The official University of Wollongong Twitter account provides the majority of primary source images for my digital artefact in the form of promotional media to be re-captioned and parodied on UOWasteland pages. Promotional content posted to this account gives a reliable indication of the style of branding the University wishes to put forth through its marketing and exemplifies a peculiar disjunct between its media and message. The account also encourages use of an associated hashtag (#ThisIsUOW) which is useful for increasing the reach of UOWasteland posts to an ideal audience. As a source for primary content it does not have much critical or theoretical worth but is invaluable in the practical role it fulfils.
Christine Harold’s essay on “Culture Jamming” discusses the place of brand hijacking and playful appropriation of promotional material in social and political activism, and argues that such methods can be highly effective. The essay is closely related conceptually to the theory of audience engagement, interaction and feedback through new media that my digital artefact is concerned with. Having an academic source which presents on these ideas of subversive audience dialogue with and against marketing will be of great value to the project, making a solid addition to the artefact’s theoretical base.
This short article describes the practice of “Hashtag Hijacking”, giving examples of two prominent forms of the act and following up with some suggestions of preventative measures that a business might take to avoid the damage this could do to a brand. The post is written quite definitively from the perspective of a brand which is being hijacked and thus presents a fairly skewed opinion of hashtag hijacking, its ethics and what it is used for. The acknowledgement of audience intercommunication and feedback via subversive social media practices is relevant to theoretical concepts at work in the UOWasteland project, but this source is of little use to the artefact assignment in either a practical or critical sense.

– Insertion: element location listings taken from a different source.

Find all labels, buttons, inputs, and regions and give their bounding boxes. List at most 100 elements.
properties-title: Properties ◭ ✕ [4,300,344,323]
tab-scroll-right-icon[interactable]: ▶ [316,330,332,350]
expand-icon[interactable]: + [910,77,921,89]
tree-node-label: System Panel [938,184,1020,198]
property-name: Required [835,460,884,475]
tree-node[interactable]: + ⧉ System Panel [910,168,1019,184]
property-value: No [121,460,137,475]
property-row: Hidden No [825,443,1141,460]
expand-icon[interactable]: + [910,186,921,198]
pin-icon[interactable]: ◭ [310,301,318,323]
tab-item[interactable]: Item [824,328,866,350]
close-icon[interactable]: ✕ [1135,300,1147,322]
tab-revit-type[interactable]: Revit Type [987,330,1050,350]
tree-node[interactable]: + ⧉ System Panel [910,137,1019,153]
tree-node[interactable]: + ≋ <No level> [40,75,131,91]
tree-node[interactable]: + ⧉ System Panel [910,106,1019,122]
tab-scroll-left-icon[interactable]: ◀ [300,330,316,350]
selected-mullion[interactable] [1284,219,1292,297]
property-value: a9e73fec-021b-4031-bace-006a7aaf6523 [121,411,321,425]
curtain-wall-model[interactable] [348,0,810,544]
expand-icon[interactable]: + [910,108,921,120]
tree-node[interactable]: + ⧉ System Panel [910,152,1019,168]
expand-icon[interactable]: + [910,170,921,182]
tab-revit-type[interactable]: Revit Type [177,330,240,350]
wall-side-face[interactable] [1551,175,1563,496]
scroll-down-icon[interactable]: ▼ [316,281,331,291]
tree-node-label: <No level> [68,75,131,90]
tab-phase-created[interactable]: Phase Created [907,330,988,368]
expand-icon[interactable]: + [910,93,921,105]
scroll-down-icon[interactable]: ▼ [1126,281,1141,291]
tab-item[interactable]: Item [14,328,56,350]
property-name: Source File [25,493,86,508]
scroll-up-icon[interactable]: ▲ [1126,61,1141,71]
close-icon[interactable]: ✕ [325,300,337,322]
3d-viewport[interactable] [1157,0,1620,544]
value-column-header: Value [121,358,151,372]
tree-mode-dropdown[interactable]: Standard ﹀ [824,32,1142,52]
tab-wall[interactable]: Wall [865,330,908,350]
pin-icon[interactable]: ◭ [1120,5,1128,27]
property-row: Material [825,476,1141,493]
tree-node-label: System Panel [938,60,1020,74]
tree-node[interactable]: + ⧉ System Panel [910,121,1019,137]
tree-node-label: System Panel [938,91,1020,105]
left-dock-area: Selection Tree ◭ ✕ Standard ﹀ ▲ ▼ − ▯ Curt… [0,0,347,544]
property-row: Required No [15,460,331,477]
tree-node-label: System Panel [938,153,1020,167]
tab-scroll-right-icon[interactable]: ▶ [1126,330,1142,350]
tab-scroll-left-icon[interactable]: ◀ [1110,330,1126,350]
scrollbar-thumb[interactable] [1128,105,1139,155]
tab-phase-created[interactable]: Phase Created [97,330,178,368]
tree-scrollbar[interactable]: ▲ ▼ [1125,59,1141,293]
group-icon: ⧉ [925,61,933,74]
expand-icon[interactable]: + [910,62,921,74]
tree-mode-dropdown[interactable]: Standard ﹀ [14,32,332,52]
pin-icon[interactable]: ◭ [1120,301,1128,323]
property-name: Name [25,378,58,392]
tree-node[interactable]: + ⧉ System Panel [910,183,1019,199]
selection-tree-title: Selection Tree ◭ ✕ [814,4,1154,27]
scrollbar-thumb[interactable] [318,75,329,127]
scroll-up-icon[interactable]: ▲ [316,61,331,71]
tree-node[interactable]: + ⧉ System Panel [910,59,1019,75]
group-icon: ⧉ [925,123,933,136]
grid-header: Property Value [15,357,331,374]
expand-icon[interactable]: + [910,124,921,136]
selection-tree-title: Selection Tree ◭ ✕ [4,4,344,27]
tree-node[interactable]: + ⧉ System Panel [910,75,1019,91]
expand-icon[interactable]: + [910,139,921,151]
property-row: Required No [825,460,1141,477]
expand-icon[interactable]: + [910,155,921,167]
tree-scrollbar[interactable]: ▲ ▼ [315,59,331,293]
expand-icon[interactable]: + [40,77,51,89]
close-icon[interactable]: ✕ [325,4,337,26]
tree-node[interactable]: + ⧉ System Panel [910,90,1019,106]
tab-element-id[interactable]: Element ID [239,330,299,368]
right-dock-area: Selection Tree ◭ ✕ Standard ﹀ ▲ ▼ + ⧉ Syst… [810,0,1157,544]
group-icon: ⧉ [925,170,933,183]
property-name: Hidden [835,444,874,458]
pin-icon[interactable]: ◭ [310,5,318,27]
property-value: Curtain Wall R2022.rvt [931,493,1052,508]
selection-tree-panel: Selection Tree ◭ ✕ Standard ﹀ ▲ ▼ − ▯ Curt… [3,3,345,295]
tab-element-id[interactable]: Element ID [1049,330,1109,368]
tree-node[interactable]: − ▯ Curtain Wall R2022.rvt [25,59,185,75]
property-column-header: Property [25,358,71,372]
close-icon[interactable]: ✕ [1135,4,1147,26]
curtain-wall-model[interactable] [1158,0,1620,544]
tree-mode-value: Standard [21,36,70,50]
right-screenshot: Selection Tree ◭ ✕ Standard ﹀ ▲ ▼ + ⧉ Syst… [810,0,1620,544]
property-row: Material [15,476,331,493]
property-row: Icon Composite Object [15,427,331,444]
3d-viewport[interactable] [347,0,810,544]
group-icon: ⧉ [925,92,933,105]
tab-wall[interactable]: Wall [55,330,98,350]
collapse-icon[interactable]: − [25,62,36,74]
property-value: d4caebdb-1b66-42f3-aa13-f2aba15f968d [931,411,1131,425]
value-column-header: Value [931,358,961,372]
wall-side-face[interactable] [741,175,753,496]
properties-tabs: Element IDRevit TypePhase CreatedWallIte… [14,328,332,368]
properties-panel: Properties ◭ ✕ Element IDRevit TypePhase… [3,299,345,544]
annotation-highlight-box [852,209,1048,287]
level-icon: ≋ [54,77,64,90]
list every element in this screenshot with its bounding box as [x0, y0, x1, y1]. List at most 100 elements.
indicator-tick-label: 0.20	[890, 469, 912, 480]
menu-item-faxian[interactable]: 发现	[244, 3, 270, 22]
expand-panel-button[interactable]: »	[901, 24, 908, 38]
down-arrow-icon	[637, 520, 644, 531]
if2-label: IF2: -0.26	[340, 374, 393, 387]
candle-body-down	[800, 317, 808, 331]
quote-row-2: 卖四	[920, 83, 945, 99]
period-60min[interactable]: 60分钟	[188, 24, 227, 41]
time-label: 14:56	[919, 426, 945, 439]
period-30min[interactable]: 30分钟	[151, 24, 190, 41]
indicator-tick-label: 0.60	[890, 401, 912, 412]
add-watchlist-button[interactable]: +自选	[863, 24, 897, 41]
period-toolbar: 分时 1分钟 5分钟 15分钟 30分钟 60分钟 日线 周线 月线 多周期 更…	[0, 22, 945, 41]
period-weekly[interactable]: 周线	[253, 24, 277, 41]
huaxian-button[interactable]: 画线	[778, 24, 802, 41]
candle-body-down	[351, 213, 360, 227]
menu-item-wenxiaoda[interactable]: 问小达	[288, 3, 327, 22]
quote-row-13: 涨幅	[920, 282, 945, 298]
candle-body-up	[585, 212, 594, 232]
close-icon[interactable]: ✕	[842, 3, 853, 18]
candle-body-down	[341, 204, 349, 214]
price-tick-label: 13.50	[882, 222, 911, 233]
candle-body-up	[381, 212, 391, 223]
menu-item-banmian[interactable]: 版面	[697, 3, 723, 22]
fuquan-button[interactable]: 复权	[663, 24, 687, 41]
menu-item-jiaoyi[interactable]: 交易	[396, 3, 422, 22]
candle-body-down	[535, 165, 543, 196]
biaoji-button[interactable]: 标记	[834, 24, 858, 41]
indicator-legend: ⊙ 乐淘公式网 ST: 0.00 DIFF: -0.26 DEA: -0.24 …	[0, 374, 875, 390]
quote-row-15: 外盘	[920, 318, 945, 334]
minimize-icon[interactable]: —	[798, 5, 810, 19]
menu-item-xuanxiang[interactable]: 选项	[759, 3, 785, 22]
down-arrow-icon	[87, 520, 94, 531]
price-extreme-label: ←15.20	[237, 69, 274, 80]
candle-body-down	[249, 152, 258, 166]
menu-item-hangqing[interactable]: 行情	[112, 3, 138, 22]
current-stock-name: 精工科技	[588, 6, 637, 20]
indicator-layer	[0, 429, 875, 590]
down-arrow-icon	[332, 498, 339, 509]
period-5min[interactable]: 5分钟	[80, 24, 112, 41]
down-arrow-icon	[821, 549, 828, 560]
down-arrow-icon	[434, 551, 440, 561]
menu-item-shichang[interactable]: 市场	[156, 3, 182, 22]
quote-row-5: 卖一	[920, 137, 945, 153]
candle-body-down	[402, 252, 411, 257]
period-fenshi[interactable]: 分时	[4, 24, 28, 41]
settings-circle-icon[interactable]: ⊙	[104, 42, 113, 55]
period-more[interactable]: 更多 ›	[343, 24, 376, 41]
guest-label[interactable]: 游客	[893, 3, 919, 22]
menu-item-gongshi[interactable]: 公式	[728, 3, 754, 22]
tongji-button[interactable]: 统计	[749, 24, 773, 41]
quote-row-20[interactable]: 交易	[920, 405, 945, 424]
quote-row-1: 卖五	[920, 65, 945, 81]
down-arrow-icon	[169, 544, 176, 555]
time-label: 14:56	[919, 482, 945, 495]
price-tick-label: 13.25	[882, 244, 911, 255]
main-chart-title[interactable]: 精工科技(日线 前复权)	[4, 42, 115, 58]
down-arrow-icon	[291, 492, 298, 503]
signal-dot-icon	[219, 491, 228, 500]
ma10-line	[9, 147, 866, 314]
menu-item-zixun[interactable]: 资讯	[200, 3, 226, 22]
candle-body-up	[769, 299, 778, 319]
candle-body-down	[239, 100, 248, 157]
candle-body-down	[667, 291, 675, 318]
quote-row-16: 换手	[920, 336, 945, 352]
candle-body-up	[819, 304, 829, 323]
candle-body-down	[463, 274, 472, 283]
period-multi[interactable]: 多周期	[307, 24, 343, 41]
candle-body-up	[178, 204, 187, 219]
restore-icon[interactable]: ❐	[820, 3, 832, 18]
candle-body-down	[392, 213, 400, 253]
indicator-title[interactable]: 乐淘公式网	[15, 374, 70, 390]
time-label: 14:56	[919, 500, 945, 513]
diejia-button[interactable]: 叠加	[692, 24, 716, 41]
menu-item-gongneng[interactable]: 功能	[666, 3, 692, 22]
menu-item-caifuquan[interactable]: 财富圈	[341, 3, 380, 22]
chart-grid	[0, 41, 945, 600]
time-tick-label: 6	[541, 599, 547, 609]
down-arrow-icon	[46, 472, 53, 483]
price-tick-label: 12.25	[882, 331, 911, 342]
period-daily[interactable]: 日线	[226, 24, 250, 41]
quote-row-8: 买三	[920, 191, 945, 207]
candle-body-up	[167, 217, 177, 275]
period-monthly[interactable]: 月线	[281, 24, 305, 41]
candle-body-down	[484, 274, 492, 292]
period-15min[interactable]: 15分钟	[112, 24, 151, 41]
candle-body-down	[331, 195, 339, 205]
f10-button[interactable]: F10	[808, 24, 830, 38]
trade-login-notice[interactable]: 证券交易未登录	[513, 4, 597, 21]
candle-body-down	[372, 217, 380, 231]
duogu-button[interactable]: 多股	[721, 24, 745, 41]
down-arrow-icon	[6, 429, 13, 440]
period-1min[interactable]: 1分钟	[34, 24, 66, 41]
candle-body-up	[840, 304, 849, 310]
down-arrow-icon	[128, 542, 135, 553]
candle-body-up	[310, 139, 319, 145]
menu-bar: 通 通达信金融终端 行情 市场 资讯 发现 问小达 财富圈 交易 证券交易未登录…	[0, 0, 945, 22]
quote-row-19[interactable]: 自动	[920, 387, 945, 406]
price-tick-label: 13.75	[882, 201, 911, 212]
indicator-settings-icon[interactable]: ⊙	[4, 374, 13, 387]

This particular post to the SurePayroll Blog breaks down statistical information on user engagement across social media, providing a simple and easy to read infographic which breaks down ideal and inadvisable timing for posting content. The translated statistics cover relevant information for Facebook, Twitter, LinkedIn, Pinterest, Tumblr and Google+, including tips on the types of posts which receive the most engagement from site users on each. With only a few of these mediums being of immediate interest to my project the post is not as helpful as it had the potential to be, however, where applicable to UOWasteland social media accounts it gives significant aid in the area of best practices for interaction and engagement of posts.